They took part in blockade of Leningrad which killed 1 million of civilians only, not counting military casualties. Is it justified?
Yes, due to the strategic importance of the city. You'll note that they refused to deliver the coup de grace or cut the Murmansk railroad, despite German requests.
National survival was at stake? On this basis, all Stalin's actions before and during war can be justified. You condemn defensive pact between USSR and Germany, but Finnish-German alliance was justified? I see.
Stalin's actions during WWII which were taken for the survival of the USSR were justified. Murdering POWs and invading neutral states - which Finland was in the Winter War, and which the Baltics were until he invaded them - are not justified.
The Molotov-Ribbentrop Pact was not a defensive pact, it was a military alliance for the division of Eastern Europe. The Finnish-German alliance, on the other hand, genuinely was a defensive arrangement by the Finns, although it was an offensive one on Germany's side.
Nice of you to completely ignore my point. If Hitler is the devil, then so is Stalin. The two are directly comparable. If anything, Stalin's closer to Satan, considering he was smart enough to survive and remain in power, which Hitler wasn't. I've never heard anyone accuse Satannish of stupidity.
Unintentional mistake, again? Or ignorance?
http://en.wikipedia.org/wiki/Greater_Finland
Most of those territories were taken from Finland by the USSR in the Winter War. Those that weren't could not justifiably be taken from the USSR, except perhaps in the case of plebiscites - not rigged plebiscites, as were held in the Baltics. Regardless, while this may have been the right-wing dream in Finland, it was not Finnish wartime policy, despite what you may like to believe.

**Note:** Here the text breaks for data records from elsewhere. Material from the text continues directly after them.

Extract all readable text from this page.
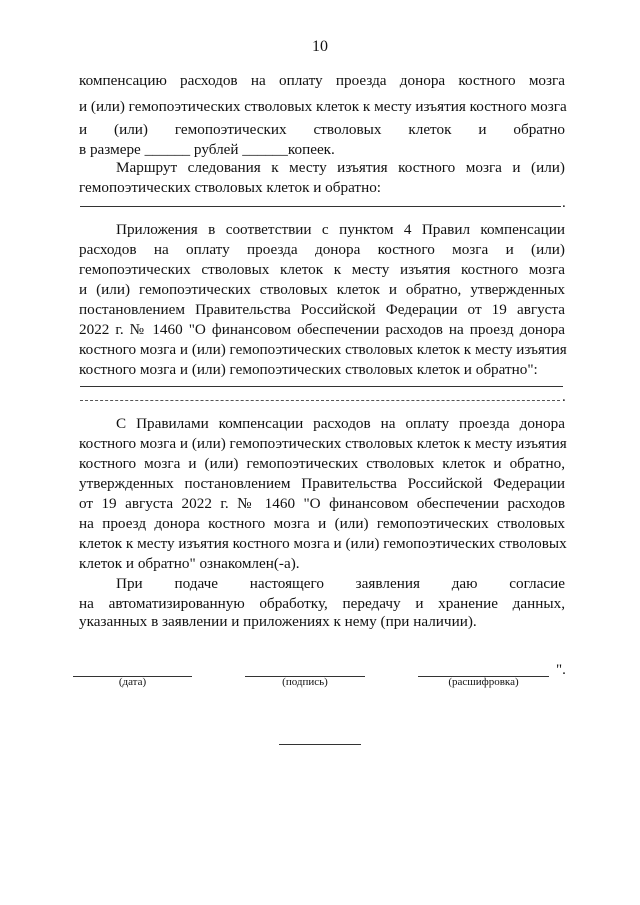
10
компенсацию расходов на оплату проезда донора костного мозга
и (или) гемопоэтических стволовых клеток к месту изъятия костного мозга
и (или) гемопоэтических стволовых клеток и обратно
в размере ______ рублей ______копеек.
Маршрут следования к месту изъятия костного мозга и (или)
гемопоэтических стволовых клеток и обратно:
.
Приложения в соответствии с пунктом 4 Правил компенсации
расходов на оплату проезда донора костного мозга и (или)
гемопоэтических стволовых клеток к месту изъятия костного мозга
и (или) гемопоэтических стволовых клеток и обратно, утвержденных
постановлением Правительства Российской Федерации от 19 августа
2022 г. № 1460 "О финансовом обеспечении расходов на проезд донора
костного мозга и (или) гемопоэтических стволовых клеток к месту изъятия
костного мозга и (или) гемопоэтических стволовых клеток и обратно":
.
С Правилами компенсации расходов на оплату проезда донора
костного мозга и (или) гемопоэтических стволовых клеток к месту изъятия
костного мозга и (или) гемопоэтических стволовых клеток и обратно,
утвержденных постановлением Правительства Российской Федерации
от 19 августа 2022 г. № 1460 "О финансовом обеспечении расходов
на проезд донора костного мозга и (или) гемопоэтических стволовых
клеток к месту изъятия костного мозга и (или) гемопоэтических стволовых
клеток и обратно" ознакомлен(-а).
При подаче настоящего заявления даю согласие
на автоматизированную обработку, передачу и хранение данных,
указанных в заявлении и приложениях к нему (при наличии).
".
(дата)	(подпись)	(расшифровка)
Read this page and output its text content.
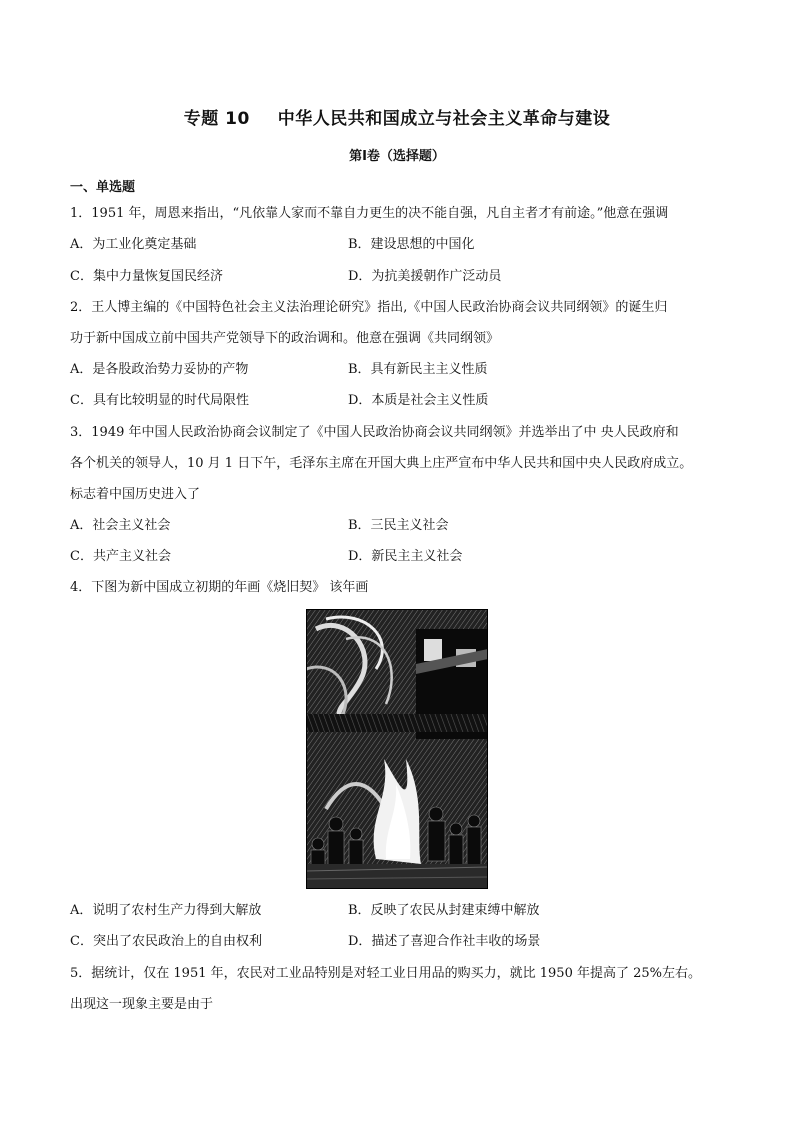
专题 10 中华人民共和国成立与社会主义革命与建设
第Ⅰ卷（选择题）
一、单选题
1．1951 年，周恩来指出，“凡依靠人家而不靠自力更生的决不能自强，凡自主者才有前途。”他意在强调
A．为工业化奠定基础	B．建设思想的中国化
C．集中力量恢复国民经济	D．为抗美援朝作广泛动员
2．王人博主编的《中国特色社会主义法治理论研究》指出,《中国人民政治协商会议共同纲领》的诞生归
功于新中国成立前中国共产党领导下的政治调和。他意在强调《共同纲领》
A．是各股政治势力妥协的产物	B．具有新民主主义性质
C．具有比较明显的时代局限性	D．本质是社会主义性质
3．1949 年中国人民政治协商会议制定了《中国人民政治协商会议共同纲领》并选举出了中 央人民政府和
各个机关的领导人，10 月 1 日下午，毛泽东主席在开国大典上庄严宣布中华人民共和国中央人民政府成立。
标志着中国历史进入了
A．社会主义社会	B．三民主义社会
C．共产主义社会	D．新民主主义社会
4．下图为新中国成立初期的年画《烧旧契》 该年画
A．说明了农村生产力得到大解放	B．反映了农民从封建束缚中解放
C．突出了农民政治上的自由权利	D．描述了喜迎合作社丰收的场景
5．据统计，仅在 1951 年，农民对工业品特别是对轻工业日用品的购买力，就比 1950 年提高了 25%左右。
出现这一现象主要是由于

Actually, looking at that map again, it includes territory which was part of Finland until after the Continuation War, so either you're ignorant on this subject, or you're lying to me. How could Finland gain territory by invading the USSR that it already had?
No, the Soviets advanced to Finnish territory in 1939-1940 to create more defensible perimeter around Leningrad
No, they invaded a sovereign nation after offering an exchange of territory, which the Finns refused, as was their right. Such a territorial exchange was not in their interest, and they'd seen what happened to the last group of nations who allowed themselves to be pushed around by the Soviets - the Balitc States. Finland had no desire to repeat the process.
The Soviets illegally invaded Finland in an act of aggression. Leningrad already had the perfect buffer zone. Its name was Finland, a neutral nation recognised by the only possible enemy - Germany - as being within Russia's sphere of influence. If you hadn't invaded them, you never would have faced a counter-invasion from their territory a year later.
They withdrew from Soviet territory in 1944, or were just kicked out?
They withdrew. Finnish troops were still in Russian territory when the armistice was signed, and they assisted in clearing the Nazis from said territory afterwards.
And I notice you also ignored the latter part of my post, because if you didn't do so you would have to face the fact that what Finland did was necessary for its own survival, which is something you don't want to face, having likely been indoctrinated to ignore uncomfortable facts like your own nation's
completely unjustifiable past aggression.